Business minister says no-deal Brexit would be ‘disastrous’

11 January, 2019 12:00 AM printer

Corbyn calls for election to end Brexit impasse

Jeremy Corbyn

WAKEFIELD: Britain’s main opposition leader Jeremy Corbyn on Thursday called for a general election to resolve the current deadlock in parliament over Brexit, arguing that he would renegotiate the agreement with Brussels if he came to power, reports AFP.

“If the government cannot pass its most important legislation, then there must be a general election at the earliest opportunity,” he said, speaking at an electronic components factory in Wakefield in northern England.

“To break the deadlock, an election is not only the most practical option, it is also the most democratic option.

“It would give the winning party a renewed mandate to negotiate a better deal for Britain and secure support for it in parliament and across the country,” he said. The European Union has ruled out any renegotiation of the deal.

The Labour leader has said he will seek a vote of no confidence in the government if parliament, as expected, next week votes against the Brexit deal that Prime Minister Theresa May has negotiated with EU leaders.

If the government lose a no confidence motion, there will be a period of 14 days in which parties can seek to find an alternative working majority in parliament and a general election would be called if they fail to do so.

The Labour Party has said it will only push for a second referendum on Brexit if it fails to trigger an election.

“We’ll keep all options on the table, including the option of campaigning for a public vote,” Corbyn said.

Meanwhile, Britain’s business minister on Thursday warned that the prospect of crashing out of the European Union without an agreement would be “disastrous” for the country, contradicting official government policy.
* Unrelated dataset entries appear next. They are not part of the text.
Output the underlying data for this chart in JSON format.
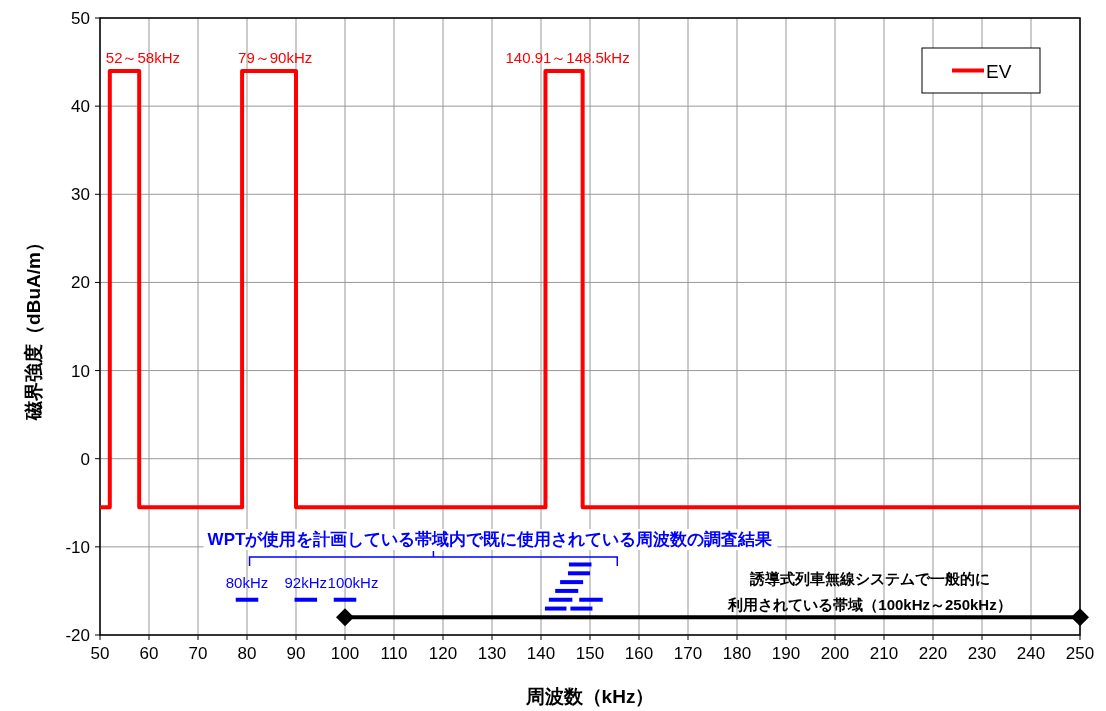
{
  "chart_data": {
    "type": "line",
    "xlabel": "周波数（kHz）",
    "ylabel": "磁界強度（dBuA/m）",
    "xlim": [
      50,
      250
    ],
    "xticks": [
      50,
      60,
      70,
      80,
      90,
      100,
      110,
      120,
      130,
      140,
      150,
      160,
      170,
      180,
      190,
      200,
      210,
      220,
      230,
      240,
      250
    ],
    "ylim": [
      -20,
      50
    ],
    "yticks": [
      -20,
      -10,
      0,
      10,
      20,
      30,
      40,
      50
    ],
    "grid": true,
    "legend": "top right",
    "series": [
      {
        "name": "EV",
        "color": "#ff0000",
        "marker": "none",
        "x": [
          50,
          52,
          52,
          58,
          58,
          79,
          79,
          90,
          90,
          140.91,
          140.91,
          148.5,
          148.5,
          250
        ],
        "values": [
          -5.5,
          -5.5,
          44,
          44,
          -5.5,
          -5.5,
          44,
          44,
          -5.5,
          -5.5,
          44,
          44,
          -5.5,
          -5.5
        ]
      },
      {
        "color": "#0000ff",
        "marker": "none",
        "x": [
          77.7,
          82.3
        ],
        "values": [
          -16,
          -16
        ]
      },
      {
        "color": "#0000ff",
        "marker": "none",
        "x": [
          89.7,
          94.3
        ],
        "values": [
          -16,
          -16
        ]
      },
      {
        "color": "#0000ff",
        "marker": "none",
        "x": [
          97.7,
          102.3
        ],
        "values": [
          -16,
          -16
        ]
      },
      {
        "color": "#0000ff",
        "marker": "none",
        "x": [
          145.7,
          150.3
        ],
        "values": [
          -12,
          -12
        ]
      },
      {
        "color": "#0000ff",
        "marker": "none",
        "x": [
          145.5,
          150
        ],
        "values": [
          -13,
          -13
        ]
      },
      {
        "color": "#0000ff",
        "marker": "none",
        "x": [
          143.9,
          148.6
        ],
        "values": [
          -14,
          -14
        ]
      },
      {
        "color": "#0000ff",
        "marker": "none",
        "x": [
          142.9,
          147.6
        ],
        "values": [
          -15,
          -15
        ]
      },
      {
        "color": "#0000ff",
        "marker": "none",
        "x": [
          141.6,
          146.4
        ],
        "values": [
          -16,
          -16
        ]
      },
      {
        "color": "#0000ff",
        "marker": "none",
        "x": [
          147.8,
          152.6
        ],
        "values": [
          -16,
          -16
        ]
      },
      {
        "color": "#0000ff",
        "marker": "none",
        "x": [
          140.8,
          145.2
        ],
        "values": [
          -17,
          -17
        ]
      },
      {
        "color": "#0000ff",
        "marker": "none",
        "x": [
          146,
          150.5
        ],
        "values": [
          -17,
          -17
        ]
      },
      {
        "color": "#000000",
        "marker": "diamond",
        "x": [
          100,
          250
        ],
        "values": [
          -18,
          -18
        ]
      }
    ],
    "annotations": [
      {
        "text": "52～58kHz",
        "x": 52,
        "y": 44
      },
      {
        "text": "79～90kHz",
        "x": 79,
        "y": 44
      },
      {
        "text": "140.91～148.5kHz",
        "x": 140.91,
        "y": 44
      },
      {
        "text": "80kHz",
        "x": 80,
        "y": -16
      },
      {
        "text": "92kHz",
        "x": 92,
        "y": -16
      },
      {
        "text": "100kHz",
        "x": 100,
        "y": -16
      },
      "WPTが使用を計画している帯域内で既に使用されている周波数の調査結果",
      "誘導式列車無線システムで一般的に",
      "利用されている帯域（100kHz～250kHz）"
    ]
  }
}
A no-deal Brexit would be “a disastrous situation in which we move to the most rudimentary terms of trade with our closest partners,” Greg Clark told BBC radio. In such a scenario, Britain would be forced to trade with the EU on World Trade Organization terms, which could mean much higher tariffs for some products like cars.

As things stand, Britain will crash out of the bloc on March 29 if parliament fails to approve an agreement the government has struck with the European Union.